「偽装同盟」佐々木譲著
物語の舞台は、日露戦争終結から12年後の東京。敗戦後の日本は、外交権と軍事権をロシアに委ねることとなり、東京にはロシア陸軍の歩兵連隊とアムール・コサックの騎兵連隊が進駐。霞が関には統監府が設置され、多くのロシア人が東京の一角に移住してきていた。
そんなある日、警視庁本部刑事課捜査係の特殊巡査・新堂裕作は、連続強盗事件の捜査で重要参考人の杉原を確保しようとしたところ、ロシア統監府保安課のジルキン主任に阻止される。正式な抗議を申し入れるも、らちが明かない状況のなか、今度は外神田で女性の変死体が発見された。被害者の身元を調べるうち、被害者がロシア語学校に通っていたことやロシア語の新聞社に出入りしていたことなどがわかってくるのだが……。

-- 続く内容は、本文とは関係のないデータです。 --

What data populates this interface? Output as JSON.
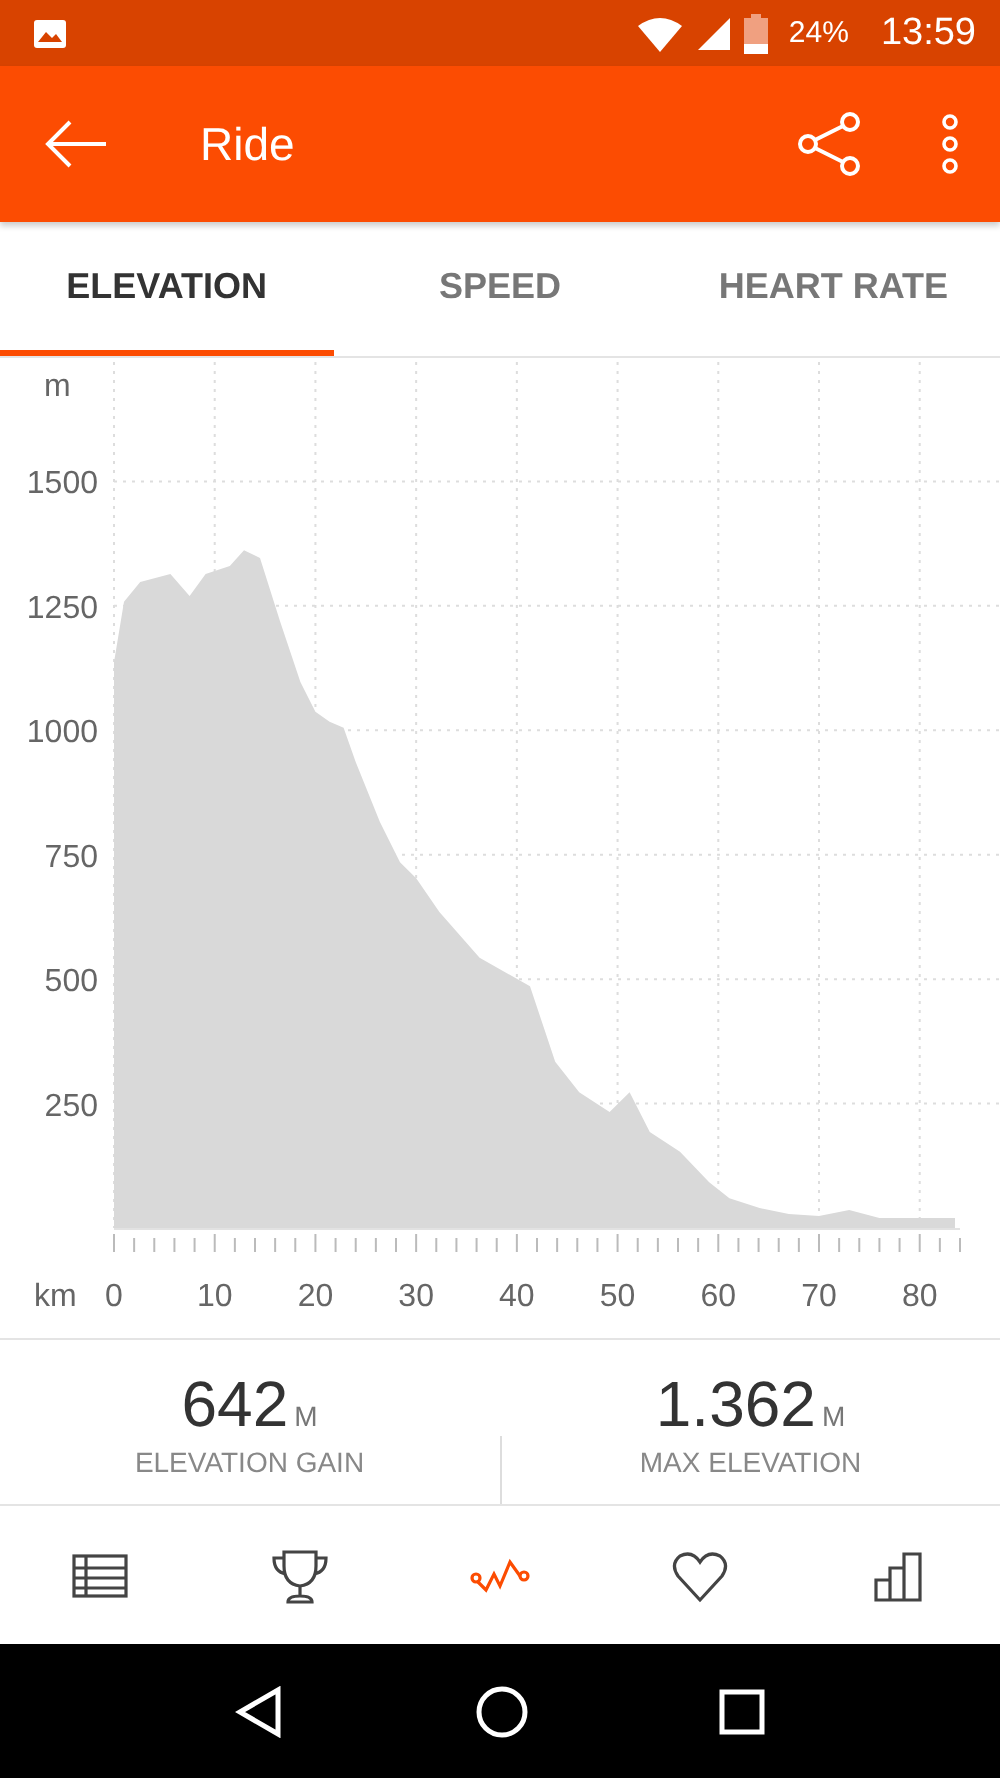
{
  "status_bar": {
    "battery_text": "24%",
    "time": "13:59"
  },
  "app_bar": {
    "title": "Ride"
  },
  "tabs": [
    {
      "label": "ELEVATION",
      "selected": true
    },
    {
      "label": "SPEED",
      "selected": false
    },
    {
      "label": "HEART RATE",
      "selected": false
    }
  ],
  "chart": {
    "y_unit": "m",
    "x_unit": "km",
    "chart_data": {
      "type": "area",
      "grid": true,
      "xlim": [
        0,
        84
      ],
      "ylim": [
        0,
        1740
      ],
      "xticks": [
        0,
        10,
        20,
        30,
        40,
        50,
        60,
        70,
        80
      ],
      "yticks": [
        250,
        500,
        750,
        1000,
        1250,
        1500
      ],
      "x": [
        0,
        1,
        2.6,
        5.6,
        7.5,
        9.1,
        11.5,
        12.9,
        14.5,
        16.5,
        18.5,
        20,
        21.4,
        22.8,
        24,
        26.4,
        28.4,
        30,
        32.3,
        36.3,
        41.3,
        43.8,
        46.2,
        49.2,
        51.2,
        53.2,
        56.2,
        59.1,
        61.1,
        64.1,
        67,
        70,
        73,
        76,
        83.5
      ],
      "series": [
        {
          "color": "#d9d9d9",
          "values": [
            1137,
            1258,
            1298,
            1314,
            1270,
            1314,
            1330,
            1362,
            1346,
            1218,
            1097,
            1037,
            1017,
            1005,
            936,
            816,
            735,
            703,
            635,
            543,
            486,
            334,
            273,
            233,
            273,
            193,
            153,
            92,
            60,
            40,
            28,
            24,
            36,
            20,
            20
          ]
        }
      ]
    }
  },
  "stats": [
    {
      "value": "642",
      "unit": "M",
      "label": "ELEVATION GAIN"
    },
    {
      "value": "1.362",
      "unit": "M",
      "label": "MAX ELEVATION"
    }
  ],
  "bottom_nav": [
    {
      "kind": "table",
      "selected": false
    },
    {
      "kind": "trophy",
      "selected": false
    },
    {
      "kind": "wave",
      "selected": true
    },
    {
      "kind": "heart",
      "selected": false
    },
    {
      "kind": "bars",
      "selected": false
    }
  ]
}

日露戦争で日本が負けていたら、どんな社会になっていたのか。本書は、ロシア統治下の東京を描いた前作「抵抗都市」に続く、改変歴史警察小説第2弾だ。ロシアの属国と化した日本で正義を貫くことができるのか。ロシアが注目されている今、あり得たかもしれないもうひとつの大正の姿を描いた著者の視点が興味深い。